Scaling Back

 •  Filed under Posts, Tools, Web Development

For a long time I've wrestled with a number of different terminal apps and tools in the hope of improving my productivity at the command line. Initially I used iTerm2, a terminal emulator for macOS, as my preferred terminal app. Then I also started using tmux, a terminal multiplexer, on top of that. Then came along Vim, the open source text editor, and I started using that as well.

This was the first time in a long time that I had started using all three again. The benefit of using this combination of tools is that I could run both my command line and text editor within a single app and very rarely have to switch away from it.

One huge pain point I couldn't get round though was the simple act of copying and pasting text between Vim and other apps. Despite a number of attempts to get it working I've decided to call it a day on this trio of tools.

  • Vim is a great text editor, but to be honest I'm faster coding with Sublime Text or even Atom for that fact. Yes, I use the mouse and yes I want to have features and plugins that don't require me to mess about with command line.
  • tmux is great for managing different command line sessions within a single terminal emulator but I don't think it's a necessity.

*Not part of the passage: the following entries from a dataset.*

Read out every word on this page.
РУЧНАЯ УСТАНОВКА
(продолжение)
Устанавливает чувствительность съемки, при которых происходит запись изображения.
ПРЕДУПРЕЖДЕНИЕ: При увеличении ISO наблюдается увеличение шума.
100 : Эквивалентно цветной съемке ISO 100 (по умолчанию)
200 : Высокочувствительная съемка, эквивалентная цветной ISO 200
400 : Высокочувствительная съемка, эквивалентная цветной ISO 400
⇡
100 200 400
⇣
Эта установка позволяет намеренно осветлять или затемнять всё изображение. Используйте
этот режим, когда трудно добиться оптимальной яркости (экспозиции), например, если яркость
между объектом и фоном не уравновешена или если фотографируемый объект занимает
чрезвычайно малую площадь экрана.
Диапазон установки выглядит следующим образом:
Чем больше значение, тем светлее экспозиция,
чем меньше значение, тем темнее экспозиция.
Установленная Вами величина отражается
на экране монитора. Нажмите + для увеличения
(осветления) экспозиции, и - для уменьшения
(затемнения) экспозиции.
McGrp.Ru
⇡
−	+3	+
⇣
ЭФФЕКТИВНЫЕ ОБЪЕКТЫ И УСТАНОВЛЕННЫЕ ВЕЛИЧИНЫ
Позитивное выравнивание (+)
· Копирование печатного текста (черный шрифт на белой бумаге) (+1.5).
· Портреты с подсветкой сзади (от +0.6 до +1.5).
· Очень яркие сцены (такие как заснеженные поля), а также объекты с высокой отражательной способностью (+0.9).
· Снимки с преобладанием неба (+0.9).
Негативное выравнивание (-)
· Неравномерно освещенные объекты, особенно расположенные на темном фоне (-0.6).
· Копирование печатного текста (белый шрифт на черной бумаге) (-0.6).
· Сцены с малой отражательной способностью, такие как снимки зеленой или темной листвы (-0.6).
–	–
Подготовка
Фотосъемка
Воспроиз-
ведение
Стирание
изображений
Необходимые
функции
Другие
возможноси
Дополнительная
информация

Lately I've been doing away with split panes and using multiple tabs.
  • Which brings me to iTerm2. As great an application as it is, there's nothing that it offers that I can't get from Apple's own terminal emulator, Terminal.

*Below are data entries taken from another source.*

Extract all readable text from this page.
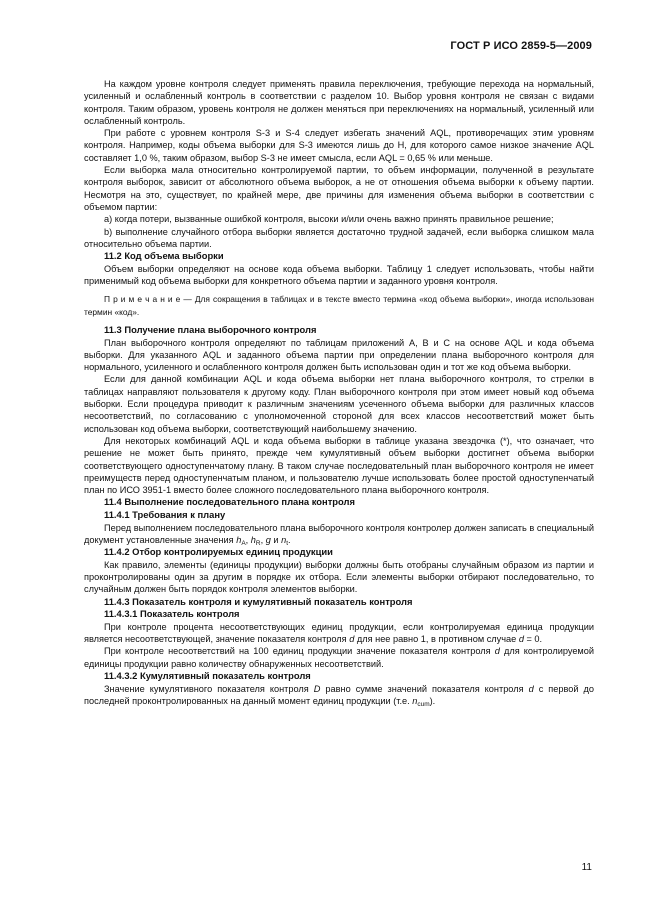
ГОСТ Р ИСО 2859-5—2009

На каждом уровне контроля следует применять правила переключения, требующие перехода на нормальный, усиленный и ослабленный контроль в соответствии с разделом 10. Выбор уровня контроля не связан с видами контроля. Таким образом, уровень контроля не должен меняться при переключениях на нормальный, усиленный или ослабленный контроль.

При работе с уровнем контроля S-3 и S-4 следует избегать значений AQL, противоречащих этим уровням контроля. Например, коды объема выборки для S-3 имеются лишь до H, для которого самое низкое значение AQL составляет 1,0 %, таким образом, выбор S-3 не имеет смысла, если AQL = 0,65 % или меньше.

Если выборка мала относительно контролируемой партии, то объем информации, полученной в результате контроля выборок, зависит от абсолютного объема выборок, а не от отношения объема выборки к объему партии. Несмотря на это, существует, по крайней мере, две причины для изменения объема выборки в соответствии с объемом партии:

а) когда потери, вызванные ошибкой контроля, высоки и/или очень важно принять правильное решение;

b) выполнение случайного отбора выборки является достаточно трудной задачей, если выборка слишком мала относительно объема партии.

11.2 Код объема выборки

Объем выборки определяют на основе кода объема выборки. Таблицу 1 следует использовать, чтобы найти применимый код объема выборки для конкретного объема партии и заданного уровня контроля.

П р и м е ч а н и е — Для сокращения в таблицах и в тексте вместо термина «код объема выборки», иногда использован термин «код».

11.3 Получение плана выборочного контроля

План выборочного контроля определяют по таблицам приложений A, B и C на основе AQL и кода объема выборки. Для указанного AQL и заданного объема партии при определении плана выборочного контроля для нормального, усиленного и ослабленного контроля должен быть использован один и тот же код объема выборки.

Если для данной комбинации AQL и кода объема выборки нет плана выборочного контроля, то стрелки в таблицах направляют пользователя к другому коду. План выборочного контроля при этом имеет новый код объема выборки. Если процедура приводит к различным значениям усеченного объема выборки для различных классов несоответствий, по согласованию с уполномоченной стороной для всех классов несоответствий может быть использован код объема выборки, соответствующий наибольшему значению.

Для некоторых комбинаций AQL и кода объема выборки в таблице указана звездочка (*), что означает, что решение не может быть принято, прежде чем кумулятивный объем выборки достигнет объема выборки соответствующего одноступенчатому плану. В таком случае последовательный план выборочного контроля не имеет преимуществ перед одноступенчатым планом, и пользователю лучше использовать более простой одноступенчатый план по ИСО 3951-1 вместо более сложного последовательного плана выборочного контроля.

11.4 Выполнение последовательного плана контроля
11.4.1 Требования к плану

Перед выполнением последовательного плана выборочного контроля контролер должен записать в специальный документ установленные значения $h_A$, $h_R$, g и $n_t$.

11.4.2 Отбор контролируемых единиц продукции

Как правило, элементы (единицы продукции) выборки должны быть отобраны случайным образом из партии и проконтролированы один за другим в порядке их отбора. Если элементы выборки отбирают последовательно, то случайным должен быть порядок контроля элементов выборки.

11.4.3 Показатель контроля и кумулятивный показатель контроля
11.4.3.1 Показатель контроля

При контроле процента несоответствующих единиц продукции, если контролируемая единица продукции является несоответствующей, значение показателя контроля d для нее равно 1, в противном случае d = 0.

При контроле несоответствий на 100 единиц продукции значение показателя контроля d для контролируемой единицы продукции равно количеству обнаруженных несоответствий.

11.4.3.2 Кумулятивный показатель контроля

Значение кумулятивного показателя контроля D равно сумме значений показателя контроля d с первой до последней проконтролированных на данный момент единиц продукции (т.е. $n_{cum}$).

11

So I stopped using Vim, tmux and iTerm2 and fell back to using Terminal and Sublime Text.

I've went full circle from starting with the basics, adding more tools to the stack, before reducing the tools I need for the terminal right down to the absolute basics. One app for the terminal and one app for editing source code.

I can see the case for using tools like tmux and Vim. Maybe you spend most of your day in a terminal as a system administrator and you're faster with Vim. Maybe you need to manage multiple servers on a daily basis so splitting panes in tmux suits your line of work. I get it. I understand why these tools exist and why you would use them.

Sometimes though scaling back is just as much a benefit.